TPN Certification - Is it necessary? Know Why And How?

What Is TPN?

TPN, Trusted Partner Network, is the initial content protection accreditation for the film and television industry that helps companies assure their clients regarding the prevention of leaks, hacks, and breaches of movies, videos, or shows before decided release dates. TPN becomes necessary to make customers believe in the raised security in all aspects.

Trusted Partner Network assessment is the security audit where your entire integrated system and ongoing workflows, such as management system, physical space, security (physical and digital), etc, are inspected thoroughly for conformance with the best MPA practices by the licensed Assessor. It is designed to provide a brief generated report to MPA, ACE, and CDSA member studio content owners stating ISMS execution, control practices, business and risk management approach, and remedies for future conformance.

Why did TPN come into existence, and why is it needed?

As far of now, content for short films, movies, and shows is created by the growing ecosystem of third-party vendors who collab with different security degrees. It has increased the threat of leaks and breaches of the most valuable asset of the studios - CONTENT. The TPN certification is about raising security awareness and capabilities within the industry.
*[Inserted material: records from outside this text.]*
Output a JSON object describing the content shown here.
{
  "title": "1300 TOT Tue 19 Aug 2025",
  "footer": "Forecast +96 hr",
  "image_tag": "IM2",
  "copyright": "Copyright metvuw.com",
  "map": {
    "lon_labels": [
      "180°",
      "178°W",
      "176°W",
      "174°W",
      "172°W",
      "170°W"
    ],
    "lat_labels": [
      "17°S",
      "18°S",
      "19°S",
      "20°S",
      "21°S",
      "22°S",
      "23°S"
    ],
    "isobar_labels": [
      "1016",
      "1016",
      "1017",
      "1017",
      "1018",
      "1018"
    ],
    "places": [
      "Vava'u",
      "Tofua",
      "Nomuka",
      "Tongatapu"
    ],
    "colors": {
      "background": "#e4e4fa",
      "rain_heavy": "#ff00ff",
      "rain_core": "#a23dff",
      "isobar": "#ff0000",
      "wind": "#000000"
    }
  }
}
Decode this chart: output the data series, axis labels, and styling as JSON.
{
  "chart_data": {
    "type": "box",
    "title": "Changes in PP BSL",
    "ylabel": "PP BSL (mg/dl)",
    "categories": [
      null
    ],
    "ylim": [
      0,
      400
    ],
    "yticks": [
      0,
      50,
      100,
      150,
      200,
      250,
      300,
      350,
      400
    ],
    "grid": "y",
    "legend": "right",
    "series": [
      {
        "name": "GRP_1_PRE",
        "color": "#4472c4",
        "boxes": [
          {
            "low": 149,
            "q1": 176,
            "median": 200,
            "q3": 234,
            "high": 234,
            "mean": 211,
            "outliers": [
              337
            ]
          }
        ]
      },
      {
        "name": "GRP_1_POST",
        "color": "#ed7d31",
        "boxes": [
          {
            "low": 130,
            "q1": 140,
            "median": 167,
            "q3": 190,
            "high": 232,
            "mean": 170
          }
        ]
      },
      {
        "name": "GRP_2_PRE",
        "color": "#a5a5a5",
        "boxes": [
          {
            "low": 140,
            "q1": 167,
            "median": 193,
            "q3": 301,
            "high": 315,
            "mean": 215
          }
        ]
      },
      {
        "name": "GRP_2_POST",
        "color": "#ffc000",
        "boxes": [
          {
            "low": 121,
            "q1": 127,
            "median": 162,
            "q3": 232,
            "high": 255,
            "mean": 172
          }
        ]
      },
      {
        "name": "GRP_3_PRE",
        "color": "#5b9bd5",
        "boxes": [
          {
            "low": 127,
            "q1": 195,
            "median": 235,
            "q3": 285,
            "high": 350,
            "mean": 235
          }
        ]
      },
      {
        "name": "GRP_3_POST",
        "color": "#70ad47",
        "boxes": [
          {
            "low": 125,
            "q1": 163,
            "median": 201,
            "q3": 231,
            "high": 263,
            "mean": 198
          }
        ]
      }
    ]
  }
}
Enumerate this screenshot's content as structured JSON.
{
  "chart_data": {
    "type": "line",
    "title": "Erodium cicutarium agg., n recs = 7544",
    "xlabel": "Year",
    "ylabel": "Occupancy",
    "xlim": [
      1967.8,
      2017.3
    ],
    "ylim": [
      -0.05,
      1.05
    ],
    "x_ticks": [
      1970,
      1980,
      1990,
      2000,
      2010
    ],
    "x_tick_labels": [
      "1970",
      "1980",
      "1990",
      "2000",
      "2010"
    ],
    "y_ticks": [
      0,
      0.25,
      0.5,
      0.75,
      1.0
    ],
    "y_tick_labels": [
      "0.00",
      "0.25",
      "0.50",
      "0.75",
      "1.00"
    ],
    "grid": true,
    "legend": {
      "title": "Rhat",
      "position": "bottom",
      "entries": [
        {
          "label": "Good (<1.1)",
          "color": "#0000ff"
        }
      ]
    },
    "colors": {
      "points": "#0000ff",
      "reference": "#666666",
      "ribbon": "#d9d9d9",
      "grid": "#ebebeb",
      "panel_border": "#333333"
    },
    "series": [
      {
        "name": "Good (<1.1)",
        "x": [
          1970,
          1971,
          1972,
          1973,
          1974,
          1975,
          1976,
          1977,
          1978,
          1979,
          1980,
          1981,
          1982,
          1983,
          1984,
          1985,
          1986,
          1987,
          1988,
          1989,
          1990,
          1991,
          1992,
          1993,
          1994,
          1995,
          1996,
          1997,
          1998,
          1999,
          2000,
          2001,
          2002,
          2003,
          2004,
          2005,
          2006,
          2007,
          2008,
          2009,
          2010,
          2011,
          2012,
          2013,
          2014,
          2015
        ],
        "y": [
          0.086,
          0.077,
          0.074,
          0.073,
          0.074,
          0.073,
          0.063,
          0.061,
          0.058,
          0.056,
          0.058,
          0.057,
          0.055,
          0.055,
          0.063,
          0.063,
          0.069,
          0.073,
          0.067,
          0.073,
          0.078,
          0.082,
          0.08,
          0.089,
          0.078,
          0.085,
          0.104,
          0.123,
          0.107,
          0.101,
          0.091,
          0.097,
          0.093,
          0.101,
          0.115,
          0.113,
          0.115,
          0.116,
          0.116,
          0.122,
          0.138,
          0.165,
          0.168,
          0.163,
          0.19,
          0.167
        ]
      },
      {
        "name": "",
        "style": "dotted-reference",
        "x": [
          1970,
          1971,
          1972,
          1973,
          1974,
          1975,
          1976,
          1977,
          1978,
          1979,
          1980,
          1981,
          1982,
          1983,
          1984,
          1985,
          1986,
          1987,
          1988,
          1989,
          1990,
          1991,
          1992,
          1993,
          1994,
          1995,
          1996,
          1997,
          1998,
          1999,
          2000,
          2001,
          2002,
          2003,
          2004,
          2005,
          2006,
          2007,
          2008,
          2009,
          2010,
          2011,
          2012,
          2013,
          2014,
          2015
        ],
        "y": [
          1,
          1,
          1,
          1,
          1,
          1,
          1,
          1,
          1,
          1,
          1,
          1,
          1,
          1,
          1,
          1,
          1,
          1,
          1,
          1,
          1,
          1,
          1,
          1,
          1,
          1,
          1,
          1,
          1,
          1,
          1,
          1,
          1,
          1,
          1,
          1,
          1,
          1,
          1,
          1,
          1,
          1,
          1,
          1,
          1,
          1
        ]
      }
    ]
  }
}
The TPN creates a solitary benchmark of least security preparedness for all vendors and their groups at any place they work and their expertise. By making a solitary, worldwide catalog of "trusted partner" sellers, content organizations will approach the important data set to gain proficiency with their TPN status.

It is much needed by VFX Studios that offers numerous benefits such as -

• Gains the trust of vendors and customers regarding security

• Seeks to raise security against data threats

• Get the centralized directory as a Trusted Partner vendor.

• Extend the security standards of the vendor community

• Increase the number of third-party vendor projects assessed.

Is there any benefit of the TPN Program to Vendors?

Here is a list of advantages TPN provides to vendors, such as -

• Decrease the assessment count conducted at every facility.

• Decrease various controls utilized by different content owners.

• Get stand out in the competitive market with the suitable quote

• Enable promotion of security preparedness And many more.

Joining TPN is a good step where every vendor, be it large or small, believes security is the core business principle of their firm.

How much is the cost of the TPN Assessment?

Checking the price of the assessment depends on varied cases and factors. There are no pricing models defined for the individual assessors or their companies. It is the done deal between TPN Assessor and the vendor making the request. Cost varies with the type of firm, types of projects they are working on, services offered by studio owners, physical space, types of clients they have, database features, etc. For more details, visit www.ttpn.org/about/faqs.

How to join TPN?

A short but thorough procedure has to be followed to join the TPN program and get certified for security preparedness -

Step 1:

Go to the Vendor assessment request tab in the TPN Platform. For this, visit www.ttpn.org.

Step 2:

Fill out the form with all your basic company information accurately.

Step 3:

After clicking on submit, you will receive an email confirmation stating that you will receive the questionnaire shortly.

Step 4:

Once you receive a questionnaire, you will be asked to submit some documents to evaluate your company and can proceed with an on-site review.

Step 5:

Before the on-site review, the assigned assessor will ask you to keep documents ready which are needed at a time to inspect your space as per requirements.

Note - Onsite assessments involve a site visit during which an assessor physically inspects and evaluates a vendor’s facility and are typically requested for facilities handling pre-theatrical content or sensitive assets addressed early in the distribution cycle. Step 6: If your services/work are after the release cycle or the selected phase is post-theatrical, then you have the option to avail remote review/ telephonic interview session.

Step 6:

If your services/work are after the release cycle or the selected phase is post-theatrical, then you have the option to avail remote review/ telephonic interview session.

Step 7:

After the complete assessment by the approved assessor, the report draft is sent to TPN for quality control which takes around two weeks of time.

Step 8:

If any non-compliance is received by any means for your area, there will be the remediation list provided by the team with the ten working days time duration given for fixing the issues they caught up.

Step 9:

Once everything gets cleared, the vendor will have their company enrolled with authorized supporting assessment materials in the directory of the TPN vendor. Step 10: Vendor portal credentials also will be shared with the vendor through which they can log in to the portal using 2-factor authentication.

Can anyone ‘Fail’ a TPN Assessment?

The TPN evaluation doesn't give a "pass or fail" grade, certificate, or rating. It gives an evaluation of security preparedness for conformance with the MPA content security best practices. In case an evaluation shows non-conformance with control or practice, any important remediation might be directed by a different, however, correspondingly approved, TPN assessor. The merchant may likewise give proof of their own remediation to the TPN. The TPN likewise has a proper survey and accommodation process for any evaluation debates. Assessors will be routinely estimated and assessed through the TPN Qualified Assessor Program.

And the good part is that VANI software works well for TPN-certified firms and vendors without any compliance. It does not imply any obstacle in the security of data as necessary.